According to the present invention, the azeotrope-like composition includes all composition ratios of azeotropic components boiling within 1 ° C. of the minimum boiling point at 760 torr. The azeotrope-like composition of octamethyltrisiloxane and n-propoxypropanol has a weight ratio of octamethyltrisiloxane of 5 at a vapor pressure of 101.3 kPa (760 torr).
It has been found to be present for all proportions of these two components which are in the range of 4-91%. All azeotrope-like compositions had a normal boiling point within 1 ° C of the minimum of 138.64 ° C.

The procedure used to determine these azeotrope-like compositions was the same as the procedure outlined above in Example 1. These azeotrope-like compositions contain octamethyltrisiloxane and n-propoxypropanol, and these compositions are homogeneous and 138.6.
It was azeotrope-like at temperatures in the range of 4-139.64 ° C. These azeotrope-like compositions comprise 9 to
46% by weight of n-propoxypropanol and 54-91
It contained octamethyltrisiloxane by weight.
Such azeotrope-like compositions have the same uses as described above for the binary azeotropes.

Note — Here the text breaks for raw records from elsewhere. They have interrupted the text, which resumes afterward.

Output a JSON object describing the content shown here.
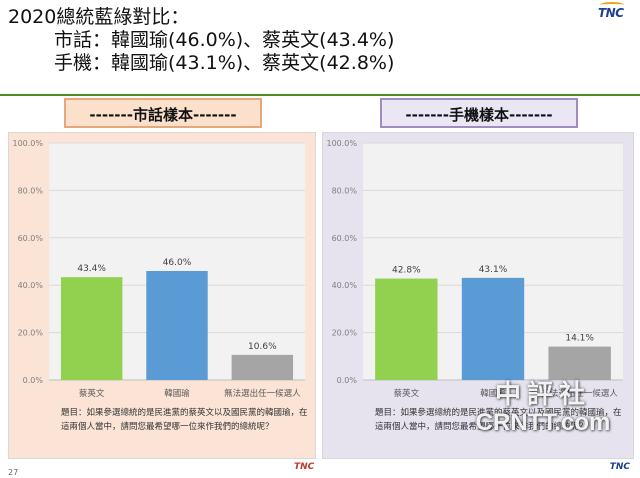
{
  "header": {
    "title": "2020總統藍綠對比：",
    "line1": "市話：韓國瑜(46.0%)、蔡英文(43.4%)",
    "line2": "手機：韓國瑜(43.1%)、蔡英文(42.8%)",
    "logo_text": "TNC"
  },
  "badges": {
    "left": "-------市話樣本-------",
    "right": "-------手機樣本-------"
  },
  "question": "題目：如果參選總統的是民進黨的蔡英文以及國民黨的韓國瑜，在這兩個人當中，請問您最希望哪一位來作我們的總統呢？",
  "footer": {
    "page_number": "27",
    "logo": "TNC",
    "logo2": "TNC"
  },
  "watermark": {
    "line1": "中評社",
    "line2": "CRNTT.com"
  },
  "chart_data": [
    {
      "type": "bar",
      "categories": [
        "蔡英文",
        "韓國瑜",
        "無法選出任一候選人"
      ],
      "values": [
        43.4,
        46.0,
        10.6
      ],
      "value_labels": [
        "43.4%",
        "46.0%",
        "10.6%"
      ],
      "colors": [
        "#92d050",
        "#5b9bd5",
        "#a5a5a5"
      ],
      "ylim": [
        0,
        100
      ],
      "yticks": [
        "0.0%",
        "20.0%",
        "40.0%",
        "60.0%",
        "80.0%",
        "100.0%"
      ],
      "grid": true
    },
    {
      "type": "bar",
      "categories": [
        "蔡英文",
        "韓國瑜",
        "無法選出任一候選人"
      ],
      "values": [
        42.8,
        43.1,
        14.1
      ],
      "value_labels": [
        "42.8%",
        "43.1%",
        "14.1%"
      ],
      "colors": [
        "#92d050",
        "#5b9bd5",
        "#a5a5a5"
      ],
      "ylim": [
        0,
        100
      ],
      "yticks": [
        "0.0%",
        "20.0%",
        "40.0%",
        "60.0%",
        "80.0%",
        "100.0%"
      ],
      "grid": true
    }
  ]
}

────────────────────────────────────────────────── ─── Continuation of the front page (56) References JP-A-5-339275 (JP, A) JP-A-8-60195 (JP, A) JP-A 8-27158 (JP, A) (58) Field (Int.Cl. ⁶ , DB name) C11D 7/50 C07C 43/04 C07F 7/08

Claims (6)

(57) [Claims] 1. An azeotropic composition comprising 73 to 91% by weight of octamethyltrisiloxane and 9 to 27% by weight of n-propoxypropanol. 2. A method for cleaning substances from an article surface, comprising applying the composition of claim 1 to a surface of the article as a cleaning agent. 3. The method of claim 2, wherein the material to be washed off the surface is selected from a carbonaceous material and a solder flux. 4. An azeotrope-like composition comprising 54 to 91% by weight of octamethyltrisiloxane and 9 to 46% by weight of n-propoxypropanol. 5. A method for cleaning substances from an article surface, comprising applying the composition of claim 4 to the surface of the article as a cleaning agent. 6. The method according to claim 5, wherein the substance to be washed off from the surface is selected from a carbonaceous substance and a solder flux.